80 ans de guerre sur cette terre où s’affrontent cultures et religions, histoire et vision. Un mur divise l’agglomération de Jérusalem. Est-il toujours possible, souhaitable, pour des chrétiens français d’y oser un pèlerinage qui suppose découverte des lieux, Bible en mains, méditation intime et temps liturgiques ? Premier élément de contexte le rappel récent de l’ancienneté et de la légitimité de la présence française dans des bâtiments porteurs de symboles religieux chrétiens forts. Le drapeau tricolore flotte sur la basilique Sainte Anne, confiée aux Pères Blancs ,et l’école biblique de Jérusalem où Emmanuel Macron se rendit longuement est un lieu où la recherche linguistique, archéologique et théologique, a permis de retravailler l’Ecriture, et de contribuer au rapprochement de l’histoire de chaque communauté. Chrétiens et Français nous sommes donc bien présents à Jérusalem.
Treize confessions cohabitent au Saint Sépulcre, le respect dû à cette diversité non réductible aux seuls rites est une difficulté ; en reconnaitre la richesse pour nous est nécessaire alors même que les tentations, les dynamiques fondamentalistes, crispent, divisent et nourrissent la tension. L’appui d’évangéliques américains au dernier plan si méprisant pour les Palestiniens en est une nouvelle illustration. Venir à Jérusalem c’est apprendre à dialoguer avec d’autres confessions.
Contrairement à ce qu’aurait affirmé Clémenceau à un parlementaire qui s’étonnait de la protection des institutions religieuses en Palestine par la République, la laïcité, affirmation de la distance entre le religieux et le politique devrait être une posture exportable, même si elle doit ici reconnaitre l’importance du religieux dans la cohésion sociale. Ce témoignage de notre vécu de chrétiens à la laïcité heureuse ne devrait pas se limiter à l’hexagone.

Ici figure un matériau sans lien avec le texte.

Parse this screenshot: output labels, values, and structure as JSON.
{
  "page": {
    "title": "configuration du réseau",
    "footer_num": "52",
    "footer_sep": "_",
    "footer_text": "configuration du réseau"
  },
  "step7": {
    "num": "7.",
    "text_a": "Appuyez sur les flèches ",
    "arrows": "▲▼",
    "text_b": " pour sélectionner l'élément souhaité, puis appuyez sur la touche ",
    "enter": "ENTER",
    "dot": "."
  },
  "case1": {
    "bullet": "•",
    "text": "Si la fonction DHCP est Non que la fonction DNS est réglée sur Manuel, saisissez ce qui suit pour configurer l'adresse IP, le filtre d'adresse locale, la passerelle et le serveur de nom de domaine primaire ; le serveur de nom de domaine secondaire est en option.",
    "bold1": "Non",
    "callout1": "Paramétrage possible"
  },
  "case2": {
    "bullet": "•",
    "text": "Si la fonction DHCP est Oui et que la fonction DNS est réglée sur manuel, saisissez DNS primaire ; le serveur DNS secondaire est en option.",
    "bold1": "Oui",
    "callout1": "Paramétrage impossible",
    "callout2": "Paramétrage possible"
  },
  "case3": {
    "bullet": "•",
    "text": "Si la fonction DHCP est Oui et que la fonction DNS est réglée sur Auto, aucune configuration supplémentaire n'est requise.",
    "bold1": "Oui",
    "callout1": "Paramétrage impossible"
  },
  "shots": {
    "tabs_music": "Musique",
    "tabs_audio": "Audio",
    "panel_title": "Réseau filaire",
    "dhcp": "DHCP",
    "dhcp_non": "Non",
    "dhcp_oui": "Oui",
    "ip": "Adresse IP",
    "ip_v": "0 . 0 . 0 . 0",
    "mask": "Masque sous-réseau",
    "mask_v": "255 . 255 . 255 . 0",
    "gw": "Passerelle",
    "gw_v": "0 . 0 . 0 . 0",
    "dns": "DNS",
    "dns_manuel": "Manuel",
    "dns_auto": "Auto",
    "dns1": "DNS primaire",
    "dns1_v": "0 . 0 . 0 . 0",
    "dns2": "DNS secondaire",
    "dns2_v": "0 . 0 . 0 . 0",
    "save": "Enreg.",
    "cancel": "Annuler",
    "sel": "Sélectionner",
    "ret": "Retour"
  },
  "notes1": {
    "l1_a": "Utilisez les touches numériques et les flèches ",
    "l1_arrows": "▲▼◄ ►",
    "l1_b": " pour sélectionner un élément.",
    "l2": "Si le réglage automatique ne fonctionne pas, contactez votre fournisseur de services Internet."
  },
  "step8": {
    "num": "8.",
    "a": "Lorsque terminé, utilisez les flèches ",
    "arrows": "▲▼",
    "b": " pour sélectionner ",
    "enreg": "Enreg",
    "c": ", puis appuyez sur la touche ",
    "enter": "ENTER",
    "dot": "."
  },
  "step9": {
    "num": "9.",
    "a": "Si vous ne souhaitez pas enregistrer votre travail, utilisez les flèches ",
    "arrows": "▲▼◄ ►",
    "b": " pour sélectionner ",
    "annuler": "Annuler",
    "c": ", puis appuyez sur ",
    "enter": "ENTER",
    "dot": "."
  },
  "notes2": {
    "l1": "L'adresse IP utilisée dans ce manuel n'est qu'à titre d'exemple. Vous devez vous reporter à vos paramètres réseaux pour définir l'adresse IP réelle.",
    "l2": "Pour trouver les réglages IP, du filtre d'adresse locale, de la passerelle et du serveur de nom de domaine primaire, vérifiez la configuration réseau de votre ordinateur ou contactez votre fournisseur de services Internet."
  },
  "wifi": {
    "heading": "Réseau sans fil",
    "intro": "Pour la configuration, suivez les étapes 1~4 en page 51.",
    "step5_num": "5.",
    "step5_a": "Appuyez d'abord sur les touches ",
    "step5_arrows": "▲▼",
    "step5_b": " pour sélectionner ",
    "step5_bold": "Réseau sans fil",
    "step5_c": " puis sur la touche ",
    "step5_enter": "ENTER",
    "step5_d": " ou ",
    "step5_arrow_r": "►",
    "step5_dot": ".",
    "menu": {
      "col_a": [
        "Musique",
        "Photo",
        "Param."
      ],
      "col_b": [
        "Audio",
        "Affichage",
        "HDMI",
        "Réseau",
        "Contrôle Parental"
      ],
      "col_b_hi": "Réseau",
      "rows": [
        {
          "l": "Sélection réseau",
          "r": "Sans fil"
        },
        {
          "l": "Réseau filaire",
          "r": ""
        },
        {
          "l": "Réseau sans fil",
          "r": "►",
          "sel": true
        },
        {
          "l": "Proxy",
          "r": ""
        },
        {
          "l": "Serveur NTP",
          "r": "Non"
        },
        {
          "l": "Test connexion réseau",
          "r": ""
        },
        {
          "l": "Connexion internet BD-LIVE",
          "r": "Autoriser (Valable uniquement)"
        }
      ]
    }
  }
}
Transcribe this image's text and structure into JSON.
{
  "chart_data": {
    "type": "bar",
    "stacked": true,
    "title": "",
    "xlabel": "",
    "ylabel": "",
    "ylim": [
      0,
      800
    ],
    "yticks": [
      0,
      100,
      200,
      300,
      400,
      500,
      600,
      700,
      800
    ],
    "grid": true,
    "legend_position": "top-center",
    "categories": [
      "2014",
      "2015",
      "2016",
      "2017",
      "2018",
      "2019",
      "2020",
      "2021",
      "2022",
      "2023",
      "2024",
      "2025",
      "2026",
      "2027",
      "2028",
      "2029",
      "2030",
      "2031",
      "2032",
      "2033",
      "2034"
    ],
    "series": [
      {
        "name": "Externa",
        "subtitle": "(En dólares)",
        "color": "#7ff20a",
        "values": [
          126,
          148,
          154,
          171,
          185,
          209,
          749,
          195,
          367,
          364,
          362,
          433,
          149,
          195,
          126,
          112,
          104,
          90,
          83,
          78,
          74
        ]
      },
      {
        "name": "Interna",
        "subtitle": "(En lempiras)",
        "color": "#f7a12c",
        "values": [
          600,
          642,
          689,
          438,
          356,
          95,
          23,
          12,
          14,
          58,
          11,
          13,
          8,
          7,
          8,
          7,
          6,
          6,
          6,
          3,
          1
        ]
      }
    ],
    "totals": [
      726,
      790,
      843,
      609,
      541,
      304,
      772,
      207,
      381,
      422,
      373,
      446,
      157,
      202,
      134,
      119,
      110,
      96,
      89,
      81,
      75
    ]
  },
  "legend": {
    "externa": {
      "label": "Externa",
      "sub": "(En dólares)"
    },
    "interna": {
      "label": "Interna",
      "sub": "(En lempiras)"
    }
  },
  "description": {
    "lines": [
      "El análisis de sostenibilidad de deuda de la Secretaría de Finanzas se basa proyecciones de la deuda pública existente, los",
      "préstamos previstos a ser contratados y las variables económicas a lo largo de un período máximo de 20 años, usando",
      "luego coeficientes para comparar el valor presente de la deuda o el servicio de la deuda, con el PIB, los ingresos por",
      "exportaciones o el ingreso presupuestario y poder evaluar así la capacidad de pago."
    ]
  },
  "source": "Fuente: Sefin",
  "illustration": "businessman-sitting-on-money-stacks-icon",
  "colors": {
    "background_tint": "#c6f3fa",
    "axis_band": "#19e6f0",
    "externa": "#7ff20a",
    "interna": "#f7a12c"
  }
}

Ce mur qui sépare de Jérusalem, défense contre ce que furent les agressions terroristes est, coté Bethléem, orné de décorations, d’icônes – car le mot de tag n’est pas à la hauteur de cet art mural- à l’humour dramatique où nos images pieuses, la Crèche et autre Fuite en Egypte sont détournées en messages terribles dont la dérision dit le drame vécu.
Le projet sioniste, qui a tant apporté, ne serait-ce que pour ma génération l’expérience des kibboutz, a bien construit un pays où prospère l’investissement, public et privé. Mais au nom de ce projet et de la sécurité nationale, la politique israélienne enferme des palestiniens dans la misère, et que dire de Gaza. Cette misère déstabilise toute tentative de bâtir un projet politique crédible, et nourrit les extrémismes destructeurs qui trouvent dans le fondamentalisme une base logique.
Quand les meilleurs connaisseurs de cette situation avouent leur impuissance à concevoir des projets de sortie, est-il encore possible de prétendre ressourcer sa foi en participant à un pèlerinage dans une terre aussi dramatiquement divisée ? Faut-il s’abstenir de s’y rendre ? Les chrétiens de Nazareth disent l’importance pour eux de notre passage attentif, de notre tentative de comprendre. Au moment où les jeunes générations commencent à dire pour les uns « Arrêtez de justifier notre présence ici par la Shoah, l’Haulocauste » pour les autres « Arrêtez de faire de la Nakhba, la Catastrophe, le début de notre histoire politique » au moment donc où des jeunesses rêvent de vivre, il semble finalement important de venir, en Israël et en Palestine, d’y sentir ce qui nous lie profondément à ce territoire, et d’aider ceux qui aimeraient dépasser les drames actuels en nourrissant leur ouverture a d’autres mondes.